The deceased consumer, Navnath Vaidya, had taken the loan in 2007, with the insurance policy providing personal accident coverage for the loan amount. However, the bank discontinued the policy in 2013 without informing him. In 2015, Navnath met with a fatal accident, and his widow, Sheetal Vaidya, approached the bank to waive off the loan against the insurance policy. To her shock, the bank informed her that the insurance had been discontinued two years prior, and she was required to clear the loan installments.

Despite repeated requests for a waiver, the bank insisted on repayment. Aggrieved by this, Sheetal filed a complaint with the Pune District Consumer Commission. However, in 2018, the district commission dismissed her claim, stating that she was not a consumer as the policy was not independently purchased but offered as a complementary benefit by the bank. The commission further argued that since no premium was paid for the policy, it was outside the purview of the Consumer Forum.

Aggrieved with the district commission’s decision, Sheetal filed an appeal before the State Consumer Commission in Mumbai and subsequently to the National Consumer Dispute Redressal Commission, which ruled in her favor.

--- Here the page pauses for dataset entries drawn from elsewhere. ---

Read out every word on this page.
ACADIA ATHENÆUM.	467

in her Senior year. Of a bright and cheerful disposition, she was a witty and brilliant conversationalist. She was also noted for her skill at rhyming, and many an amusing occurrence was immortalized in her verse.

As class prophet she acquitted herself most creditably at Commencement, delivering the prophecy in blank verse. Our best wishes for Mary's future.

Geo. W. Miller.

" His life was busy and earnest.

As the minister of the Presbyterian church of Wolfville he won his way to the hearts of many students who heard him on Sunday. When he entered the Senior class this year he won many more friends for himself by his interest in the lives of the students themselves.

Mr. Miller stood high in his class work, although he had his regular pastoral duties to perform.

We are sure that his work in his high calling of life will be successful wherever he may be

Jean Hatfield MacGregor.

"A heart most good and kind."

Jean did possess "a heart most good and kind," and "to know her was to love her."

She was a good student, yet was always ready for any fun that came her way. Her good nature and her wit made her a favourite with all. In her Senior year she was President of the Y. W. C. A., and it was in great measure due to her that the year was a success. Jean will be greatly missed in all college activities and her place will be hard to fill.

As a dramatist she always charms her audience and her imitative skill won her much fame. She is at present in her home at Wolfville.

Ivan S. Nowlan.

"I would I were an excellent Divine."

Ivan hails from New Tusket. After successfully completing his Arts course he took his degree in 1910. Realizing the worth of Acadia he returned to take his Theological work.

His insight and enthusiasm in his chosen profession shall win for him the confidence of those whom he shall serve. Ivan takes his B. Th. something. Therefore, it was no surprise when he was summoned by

Sheetal’s advocate, Ashok Gade, explained, “We fought the case on its merits, relying on a judgment in the case of State Bank of India v. Surisetty Lakshmi Sai Mahalakshmamma, which was similar to ours.”

Advocate Gade further highlighted that the bank claimed to have issued notifications about the policy discontinuation on its website and notice boards, but both the state and national commissions rejected this defense.

The State Commission noted:

“In this case, the free personal accident insurance cover was withdrawn by the bank on 01/07/2013. However, no personal notice was issued to the complainant’s husband about the discontinuation. As a result, neither the complainant nor her husband was aware of the policy being discontinued. This constitutes a deficiency in service.”

Upholding the State Commission’s decision, the National Commission observed:

“As the insurance policy was an integral part of the loan agreement, and even though no premium was charged, the interest paid on the loan serves as consideration for the policy. Therefore, the bank’s failure to notify the insured personally about the policy’s discontinuation amounts to a deficiency in service.”

The National Commission ordered the bank and the insurance company to:

1. Waive off the remaining loan amount.

2. Refund three installments deducted from the complainant’s account after her husband’s death, along with 9% annual interest from the date of deduction until realization.

3. Pay ₹50,000 for mental agony and an additional ₹25,000 towards litigation costs.